Однажды художник писал мой портрет. Он сказал:
– Я хочу поймать ваш рот… Молчите… Это важно…
– Рот важнее глаз, да? – спросила я.
– Ртом труднее врать, – ответил он, – Глазами можно научиться, а ртом очень сложно. Эту часть лица человек не контролирует.
Но тут на львовском кладбище мое внимание из тысячи могил привлекли две, и именно нос, а не рот и глаза рассказали мне все то, что я могла узнать у каменного изваяния и бледного керамического рисунка. Почему ж? Да и что я знаю об этой девушке на портрете?
Ее зовут Дарья Терлицкая – такое имя выбито на белой дощечке снизу под фотографией. Ого… Она родилась в тысяча девятьсот четырнадцатом году, сто лет назад, за три года до октябрьской революции, а умерла в тысяча девятьсот тридцать втором. Она прожила всего восемнадцать лет. В голову сразу лезут мысли о самоубийстве… Но разве не могла она умереть от болезни? Безусловно внезапной, ведь на фото у нее – пышущий вид. Что еще я знаю о ней или, вернее, какие сведения могу извлечь из ее молчаливого надгробья?

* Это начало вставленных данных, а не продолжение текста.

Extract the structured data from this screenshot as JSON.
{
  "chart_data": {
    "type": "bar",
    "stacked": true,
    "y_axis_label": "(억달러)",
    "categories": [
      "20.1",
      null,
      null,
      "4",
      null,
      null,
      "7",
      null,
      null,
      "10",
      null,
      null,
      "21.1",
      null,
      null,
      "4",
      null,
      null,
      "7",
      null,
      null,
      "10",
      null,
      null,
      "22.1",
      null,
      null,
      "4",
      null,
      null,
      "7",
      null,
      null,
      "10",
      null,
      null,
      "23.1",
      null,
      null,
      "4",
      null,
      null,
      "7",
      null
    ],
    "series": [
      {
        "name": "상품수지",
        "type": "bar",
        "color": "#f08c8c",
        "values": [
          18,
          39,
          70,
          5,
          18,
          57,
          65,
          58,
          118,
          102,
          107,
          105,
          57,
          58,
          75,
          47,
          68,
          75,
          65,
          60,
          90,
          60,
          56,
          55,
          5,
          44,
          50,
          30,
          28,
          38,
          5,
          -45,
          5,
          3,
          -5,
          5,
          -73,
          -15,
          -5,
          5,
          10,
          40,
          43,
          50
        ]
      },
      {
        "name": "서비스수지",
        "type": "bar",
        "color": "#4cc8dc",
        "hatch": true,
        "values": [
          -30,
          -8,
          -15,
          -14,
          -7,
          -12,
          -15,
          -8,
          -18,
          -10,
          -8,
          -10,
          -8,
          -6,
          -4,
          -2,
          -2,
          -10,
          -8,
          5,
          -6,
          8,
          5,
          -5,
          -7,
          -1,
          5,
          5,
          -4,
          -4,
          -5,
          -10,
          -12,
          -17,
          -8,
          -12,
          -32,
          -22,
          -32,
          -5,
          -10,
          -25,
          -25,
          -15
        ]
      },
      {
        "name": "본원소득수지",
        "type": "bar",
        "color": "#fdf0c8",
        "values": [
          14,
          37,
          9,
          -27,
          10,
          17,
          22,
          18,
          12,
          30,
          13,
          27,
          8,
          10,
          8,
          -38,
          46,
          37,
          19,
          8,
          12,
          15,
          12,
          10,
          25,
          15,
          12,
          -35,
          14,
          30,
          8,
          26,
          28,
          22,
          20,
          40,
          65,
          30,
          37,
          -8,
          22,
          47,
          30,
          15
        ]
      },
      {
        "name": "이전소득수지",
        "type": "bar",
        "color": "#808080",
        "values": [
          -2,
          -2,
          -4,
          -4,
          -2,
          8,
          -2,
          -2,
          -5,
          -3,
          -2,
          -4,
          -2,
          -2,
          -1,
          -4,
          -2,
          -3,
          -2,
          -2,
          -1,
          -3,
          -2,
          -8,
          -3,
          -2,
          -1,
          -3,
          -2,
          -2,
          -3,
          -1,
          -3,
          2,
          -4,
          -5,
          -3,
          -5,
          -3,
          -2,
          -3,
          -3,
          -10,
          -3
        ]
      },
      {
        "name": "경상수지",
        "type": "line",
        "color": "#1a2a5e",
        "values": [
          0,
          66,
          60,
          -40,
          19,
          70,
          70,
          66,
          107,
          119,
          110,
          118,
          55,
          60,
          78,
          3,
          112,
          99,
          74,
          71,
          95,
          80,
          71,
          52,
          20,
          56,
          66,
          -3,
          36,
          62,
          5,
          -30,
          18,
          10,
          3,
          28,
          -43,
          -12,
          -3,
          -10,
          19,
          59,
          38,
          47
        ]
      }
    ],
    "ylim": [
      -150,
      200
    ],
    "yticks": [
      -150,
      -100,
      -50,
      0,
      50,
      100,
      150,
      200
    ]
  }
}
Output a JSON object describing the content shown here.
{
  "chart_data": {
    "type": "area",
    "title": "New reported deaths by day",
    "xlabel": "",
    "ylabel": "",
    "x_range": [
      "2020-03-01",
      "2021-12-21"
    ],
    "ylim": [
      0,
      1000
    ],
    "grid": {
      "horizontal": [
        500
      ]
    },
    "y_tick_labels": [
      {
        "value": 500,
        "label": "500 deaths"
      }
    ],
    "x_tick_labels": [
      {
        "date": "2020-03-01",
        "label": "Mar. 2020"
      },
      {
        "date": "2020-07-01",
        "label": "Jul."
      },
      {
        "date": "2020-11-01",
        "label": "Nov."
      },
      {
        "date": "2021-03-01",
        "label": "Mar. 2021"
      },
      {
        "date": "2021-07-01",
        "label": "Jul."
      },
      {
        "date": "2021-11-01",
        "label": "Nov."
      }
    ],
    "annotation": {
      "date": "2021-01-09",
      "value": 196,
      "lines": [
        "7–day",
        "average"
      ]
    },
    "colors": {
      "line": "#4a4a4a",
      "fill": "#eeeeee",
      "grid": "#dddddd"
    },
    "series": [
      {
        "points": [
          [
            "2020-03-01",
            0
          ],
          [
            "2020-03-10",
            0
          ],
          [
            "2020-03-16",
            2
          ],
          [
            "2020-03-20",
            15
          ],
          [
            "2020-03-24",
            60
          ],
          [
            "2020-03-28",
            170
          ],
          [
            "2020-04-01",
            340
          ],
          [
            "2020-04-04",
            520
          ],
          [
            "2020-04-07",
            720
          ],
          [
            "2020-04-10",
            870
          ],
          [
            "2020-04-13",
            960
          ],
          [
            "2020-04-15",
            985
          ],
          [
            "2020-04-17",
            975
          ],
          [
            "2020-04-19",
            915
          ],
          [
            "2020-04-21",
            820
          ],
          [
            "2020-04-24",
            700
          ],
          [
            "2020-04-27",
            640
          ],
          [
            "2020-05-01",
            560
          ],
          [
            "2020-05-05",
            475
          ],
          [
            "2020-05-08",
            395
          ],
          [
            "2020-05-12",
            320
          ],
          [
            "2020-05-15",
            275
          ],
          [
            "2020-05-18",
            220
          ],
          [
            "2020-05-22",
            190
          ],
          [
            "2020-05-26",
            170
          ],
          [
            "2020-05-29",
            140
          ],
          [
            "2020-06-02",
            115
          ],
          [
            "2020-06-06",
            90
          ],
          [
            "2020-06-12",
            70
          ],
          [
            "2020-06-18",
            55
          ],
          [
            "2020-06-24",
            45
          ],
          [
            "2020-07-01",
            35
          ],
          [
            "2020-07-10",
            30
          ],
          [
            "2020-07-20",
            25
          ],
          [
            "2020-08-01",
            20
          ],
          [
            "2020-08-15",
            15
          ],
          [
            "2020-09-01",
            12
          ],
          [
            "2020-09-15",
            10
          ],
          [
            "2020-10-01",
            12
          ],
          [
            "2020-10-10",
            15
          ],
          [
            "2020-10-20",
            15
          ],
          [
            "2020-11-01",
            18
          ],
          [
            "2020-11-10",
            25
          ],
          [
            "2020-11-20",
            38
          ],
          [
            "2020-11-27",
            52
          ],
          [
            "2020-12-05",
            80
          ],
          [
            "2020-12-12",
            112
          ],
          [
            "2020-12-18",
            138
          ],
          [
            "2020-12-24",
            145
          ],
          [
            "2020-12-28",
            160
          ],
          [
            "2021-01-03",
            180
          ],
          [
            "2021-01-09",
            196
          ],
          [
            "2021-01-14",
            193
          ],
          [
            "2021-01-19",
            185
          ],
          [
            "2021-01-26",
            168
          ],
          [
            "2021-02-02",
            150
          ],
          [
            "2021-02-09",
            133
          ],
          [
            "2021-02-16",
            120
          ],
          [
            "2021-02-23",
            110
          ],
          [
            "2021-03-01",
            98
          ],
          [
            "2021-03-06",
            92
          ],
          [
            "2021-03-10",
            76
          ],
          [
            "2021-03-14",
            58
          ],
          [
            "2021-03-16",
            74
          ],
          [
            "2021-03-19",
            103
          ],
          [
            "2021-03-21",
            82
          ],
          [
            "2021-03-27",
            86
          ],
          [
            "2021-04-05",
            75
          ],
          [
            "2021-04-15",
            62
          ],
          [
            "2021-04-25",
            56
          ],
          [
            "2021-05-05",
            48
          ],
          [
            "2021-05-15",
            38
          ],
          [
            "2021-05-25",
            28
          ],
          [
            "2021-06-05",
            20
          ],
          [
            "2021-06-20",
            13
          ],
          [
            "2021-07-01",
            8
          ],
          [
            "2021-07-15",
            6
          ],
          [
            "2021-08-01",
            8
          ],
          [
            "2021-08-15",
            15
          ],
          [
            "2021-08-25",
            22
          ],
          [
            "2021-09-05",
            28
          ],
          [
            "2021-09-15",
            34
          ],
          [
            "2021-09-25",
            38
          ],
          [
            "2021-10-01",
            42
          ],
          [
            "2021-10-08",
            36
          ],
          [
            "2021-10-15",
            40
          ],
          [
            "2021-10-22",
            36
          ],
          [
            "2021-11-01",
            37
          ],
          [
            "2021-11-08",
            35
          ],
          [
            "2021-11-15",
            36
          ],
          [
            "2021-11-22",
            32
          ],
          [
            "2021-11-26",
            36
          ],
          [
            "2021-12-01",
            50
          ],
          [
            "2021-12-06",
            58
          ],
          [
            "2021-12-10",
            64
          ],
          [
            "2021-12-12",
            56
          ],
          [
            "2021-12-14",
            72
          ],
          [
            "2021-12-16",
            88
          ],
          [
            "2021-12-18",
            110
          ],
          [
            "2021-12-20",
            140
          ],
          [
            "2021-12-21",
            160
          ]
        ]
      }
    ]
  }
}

Итак… Ее родители похоронены в том же склепе. Мать – Евгения Терлицкая, пережила свою дочь на целых тридцать лет и умерла в шестьдесят втором году. Скорее всего, в одиночестве. Ведь она пережила и отца Дарьи – Омеляна, который умер в пятьдесят восьмом году. На месте его фото – круглая пустая дырка. Фотографию либо отбили, либо она сама отвалилась. А вот фотография матери тут, на плите с боку. Ее седые волосы, как и у дочери, уложены волнами. Нос у нее немного длинней, но и в нем чувствуется воля. Наверное, вот так выглядела бы Дарья, доживи она до ее лет.
Других детей в семье Терлицких не было, иначе бы они тоже лежали в этом склепе. Конечно, братья и сестры Дарьи могли до сих доживать свои старые годы где-нибудь во Львове, но… Но я же вижу, что за могилой никто не смотрит. И если б не вечнозеленый куст, торчащий из земли перед склепом, и не вьюн, обнимающий фасадную плиту, могила бы вообще казалось заброшенной. Но… что это?
Я перелезаю через ограду, ухватившись за ее мокрые колья рукой, и склоняюсь над кустом.
– Богдан, ты видел это? – оборачиваюсь к студенту, который все это время стоял у меня за спиной.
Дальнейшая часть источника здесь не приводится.